VL: Discrete Geometry II (Winter 2025/26)
This is a BMS Area 5 Core Course.
It continues Discrete Geometry I.
The exercise (UE) and tutorial (Tut) sessions will be given by Marcel Wack.
| VL: | Tue | 10-12 | MA 141 |
| Thu | 10-12 | MA 841 |
| UE: | tba | tba | tba |
| Tut: | tba | tba | tba |
Contents
This course will discuss more advanced topics in polyhedral geometry, with a view toward plane algebraic curves.
This will also include a first glimpse of tropical geometry.
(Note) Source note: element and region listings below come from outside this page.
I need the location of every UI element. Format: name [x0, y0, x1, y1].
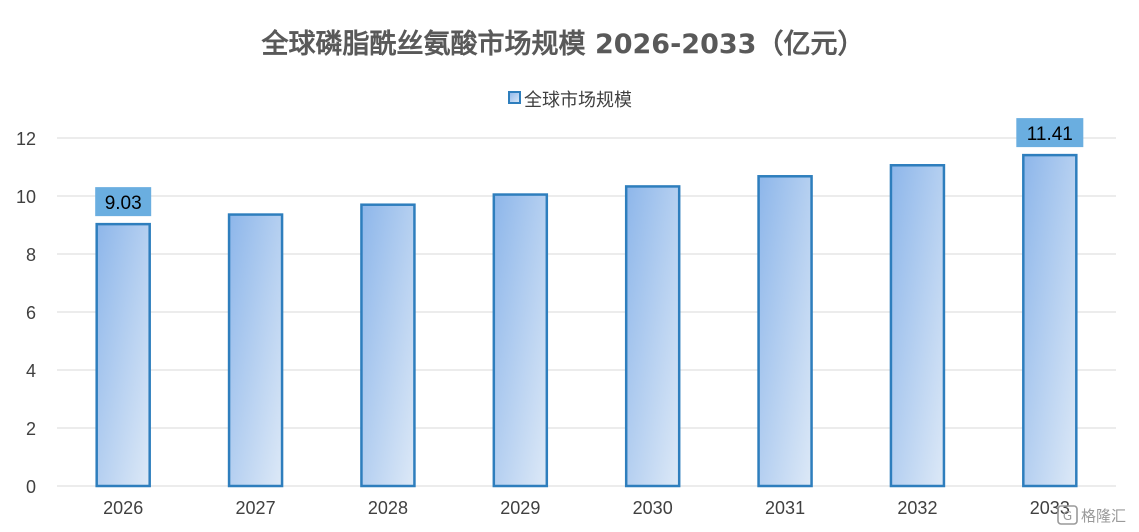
- watermark-text: 格隆汇: [1081, 507, 1126, 525]
- svg-text:G: G: [1063, 509, 1072, 523]
- bar: [889, 164, 946, 488]
- logo-icon: G: [1057, 505, 1078, 525]
- y-tick-label: 12: [16, 129, 36, 149]
- x-tick-label: 2029: [500, 498, 540, 518]
- y-tick-label: 10: [16, 187, 36, 207]
- x-tick-label: 2027: [236, 498, 276, 518]
- x-tick-label: 2031: [765, 498, 805, 518]
- x-tick-label: 2030: [633, 498, 673, 518]
- y-tick-label: 6: [26, 303, 36, 323]
- y-tick-label: 2: [26, 419, 36, 439]
- bars: [95, 153, 1078, 488]
- legend: 全球市场规模: [508, 90, 632, 111]
- bar: [757, 175, 813, 488]
- legend-swatch: [508, 91, 521, 104]
- bar: [624, 185, 681, 488]
- data-label-box: [95, 187, 152, 217]
- y-tick-label: 8: [26, 245, 36, 265]
- data-label: 9.03: [105, 193, 142, 214]
- watermark: G 格隆汇: [1057, 505, 1126, 525]
- y-axis-ticks: 0 2 4 6 8 10 12: [16, 129, 36, 497]
- gridlines: [57, 137, 1116, 487]
- y-tick-label: 4: [26, 361, 36, 381]
- x-axis-ticks: 2026 2027 2028 2029 2030 2031 2032 2033: [103, 498, 1070, 518]
- bar: [1022, 153, 1078, 488]
- legend-label: 全球市场规模: [524, 90, 632, 111]
- bar: [492, 193, 549, 488]
- x-tick-label: 2032: [897, 498, 937, 518]
- data-labels: 9.03 11.41: [95, 118, 1084, 217]
- data-label-box: [1016, 118, 1084, 148]
- x-tick-label: 2026: [103, 498, 143, 518]
- chart-title: 全球磷脂酰丝氨酸市场规模 2026-2033（亿元）: [261, 28, 865, 60]
- bar: [227, 213, 284, 488]
- x-tick-label: 2033: [1030, 498, 1070, 518]
- x-tick-label: 2028: [368, 498, 408, 518]
- bar: [360, 203, 416, 488]
- bar: [95, 222, 151, 488]
- y-tick-label: 0: [26, 477, 36, 497]
- data-label: 11.41: [1027, 124, 1073, 145]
Prerequisites: Discrete Geometry I (linear optimization, polytopes, convex hull algorithms).
While the bulk of the necessary algebra will be explained in the course, some knowledge of basic undergraduate algebra helps (e.g., it is useful to know that ideals in polynomial rings are finitely generated).
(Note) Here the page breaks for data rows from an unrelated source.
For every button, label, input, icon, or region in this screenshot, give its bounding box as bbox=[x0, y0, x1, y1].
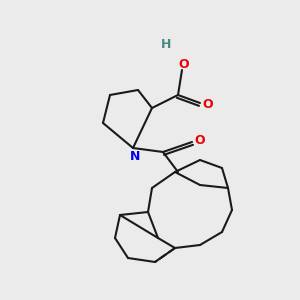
Text: O: O bbox=[195, 134, 205, 146]
Text: O: O bbox=[179, 58, 189, 71]
Text: N: N bbox=[130, 149, 140, 163]
Text: H: H bbox=[161, 38, 171, 50]
Text: O: O bbox=[203, 98, 213, 112]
- Regular subdivisions of point configurations
- Tropical hypersurfaces
- Tropical plane curves
- Plane algebraic curves, over various fields
- Real plane algebraic curves
- Secondary cones and secondary fans
References
- De Loera, Rambau and Santos: Triangulations. Springer, 2010.
- Gelfand, Kapranov and Zelevinsky: Discriminants, resultants, and multidimensional determinants. Springer, 1994.
- Joswig: Essentials of tropical combinatorics. AMS, 2021.
- Joswig and Theobald: Polyhedral and algebraic methods in computational geometry. Springer, 2013.
- Lang: Undergraduate algebra, 3rd ed. Springer, 2004.
- Maclagan and Sturmfels: Introduction to tropical geometry. AMS, 2015.